Chiedo allora a padre Danny di allontanarsi dall'attualità e di tornare alla Siria del passato: come si viveva fino al 2011, anche in termini di libertà religiosa, e cos'è cambiato dopo l'inizio della guerra civile? «Si viveva molto bene: a livello religioso non abbiamo mai avuto problemi tra cristiani e musulmani, o tra cattolici e ortodossi. A livello sociale c'erano feste ogni sera, ristoranti e negozi sempre pieni, mai sentiti casi di rapimento o violenza. A livello economico, un impiegato medio prendeva circa 500 dollari al mese e per vivere ne spendeva circa 200-250. Oggi lo stipendio medio è 20 dollari al mese e per vivere se ne spendono 250. Prima della guerra civile la maggioranza della gente aveva due case, una per l’inverno e una per l’estate, oggi quasi tutti hanno venduto le loro proprietà e sono in affitto.
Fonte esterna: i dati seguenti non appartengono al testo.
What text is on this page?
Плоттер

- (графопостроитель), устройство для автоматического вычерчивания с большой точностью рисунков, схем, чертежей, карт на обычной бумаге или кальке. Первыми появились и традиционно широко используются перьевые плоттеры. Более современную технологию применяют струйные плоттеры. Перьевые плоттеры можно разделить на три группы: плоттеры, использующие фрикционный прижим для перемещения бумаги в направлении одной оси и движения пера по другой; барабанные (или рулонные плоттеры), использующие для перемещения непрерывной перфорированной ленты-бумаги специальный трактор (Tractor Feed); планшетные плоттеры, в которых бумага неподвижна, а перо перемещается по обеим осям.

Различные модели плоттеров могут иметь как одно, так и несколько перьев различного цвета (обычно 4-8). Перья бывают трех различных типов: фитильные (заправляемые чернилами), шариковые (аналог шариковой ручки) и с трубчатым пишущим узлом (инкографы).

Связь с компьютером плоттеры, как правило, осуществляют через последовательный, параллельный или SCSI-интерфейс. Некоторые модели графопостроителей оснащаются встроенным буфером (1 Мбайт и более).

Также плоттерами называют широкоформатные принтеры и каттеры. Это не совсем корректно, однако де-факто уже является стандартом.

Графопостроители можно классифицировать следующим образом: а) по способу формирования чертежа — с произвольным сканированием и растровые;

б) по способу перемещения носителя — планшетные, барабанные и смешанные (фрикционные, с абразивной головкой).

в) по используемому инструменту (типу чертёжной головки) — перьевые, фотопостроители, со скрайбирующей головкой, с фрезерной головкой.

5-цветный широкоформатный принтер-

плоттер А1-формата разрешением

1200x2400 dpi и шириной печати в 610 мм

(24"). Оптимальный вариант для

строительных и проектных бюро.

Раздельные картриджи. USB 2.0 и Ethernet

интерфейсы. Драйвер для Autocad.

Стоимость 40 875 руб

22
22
Prima della guerra c'erano sempre turisti, esportavamo elettricità e petrolio e gas, oggi mancano gasolio, benzina, elettricità. Negli ultimi anni il Paese si è tanto impoverito e la gente era davvero stufa del regime di Assad».
Che futuro vede per le comunità cristiane in Siria? «Al momento gli uomini di al-Jolani si mostrano persone aperte, di dialogo e di riconciliazione... Sembrano aperti a collaborare e questo mi fa ben sperare in un futuro di pace possibile». Onestamente, ci crede davvero, padre? «Dobbiamo credere! La paura ci paralizza, la fede e la speranza ci danno libertà di andare avanti. Ben inteso, non la speranza negli uomini di Hayat Tahrir al-Sham e nemmeno nei nostri vescovi e superiori, ma la speranza in Dio. Visto che siamo in tempo di Avvento, è come privilegiare l'attesa rispetto all'aspettativa. L'aspettativa genera ansia, l'attesa genera pace; l'aspettativa genera delusione, l'attesa sorpresa; l'aspettativa desidera che l'altro cambi, l'attesa espone i suoi desideri ma poi accetta il volere di Dio che tutto salva, anche le ingiustizie della Storia».